- Film poster
- Directed by: Matt Cimber
- Written by: Mikel Angel
- Produced by: Matt Cimber
- Starring: Lola Falana Gene Washington Millie Perkins Alex Dreier Joe Greene James A. Watson Jr.
- Cinematography: Ken Gibb
- Edited by: Bud Warner
- Music by: Luchi De Jesus
- Distributed by: Dimension Pictures
- Release date: December 1975;
- Running time: 93 minutes
- Country: United States
- Language: English

= Lady Cocoa =

1975 film by Matt Cimber

Lady Cocoa (also known as Pop Goes the Weasel) is a 1975 low-budget American blaxploitation crime drama that was directed by Matt Cimber. With Lola Falana in the title role, the film also featured Millie Perkins, Alex Dreier, Gene Washington and Joe Greene.
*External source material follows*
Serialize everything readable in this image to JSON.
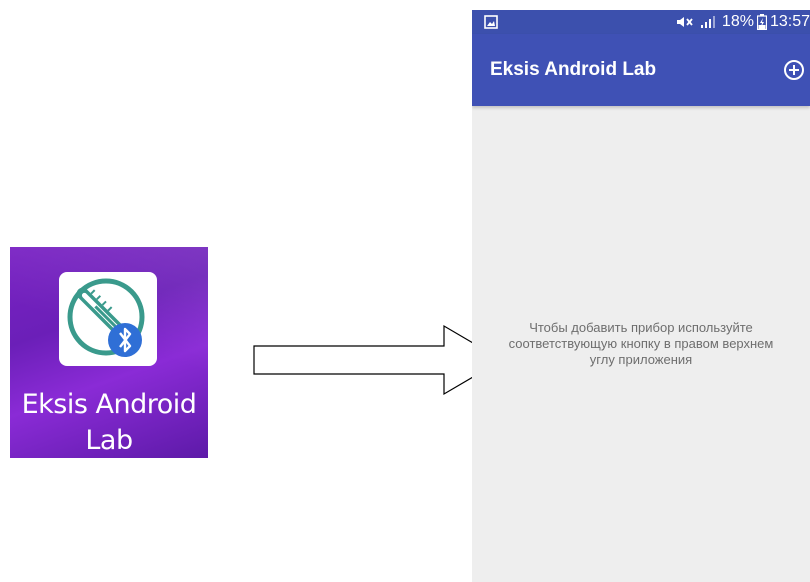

It was released by Moonstone Entertainment, and written by George Theakos.

==Premise==
The film tells the story of Coco who is released from jail for 24 hours prior to testifying against her ex-boyfriend Eddie and is placed in police protection for that timeframe.

==Cast==
- Lola Falana as Coco
- Gene Washington as Doug
- Alex Dreier as Ramsey
- Millie Perkins as Marie
- Joe Greene as "Big" Joe
- James A. Watson Jr. as Eddie
- Matt Cimber as Arthur
- James R. Sweeney as Desk Sergeant
- George Buck Flower as Drunk Gambler
- John F. Goff as The Sicilian
- La Verne Watson as Eddie's Girl

==Reception==
Linda Gross of the Los Angeles Times called Lady Cocoa "a slick, predictable, but well-made blaxploitation film." Joe Baltake, writing for the Philadelphia Daily News, complimented Lola Falana's performance but called the film "a flimsy, boring situation comedy," concluding: "It's dumb, but Lola makes it palatable."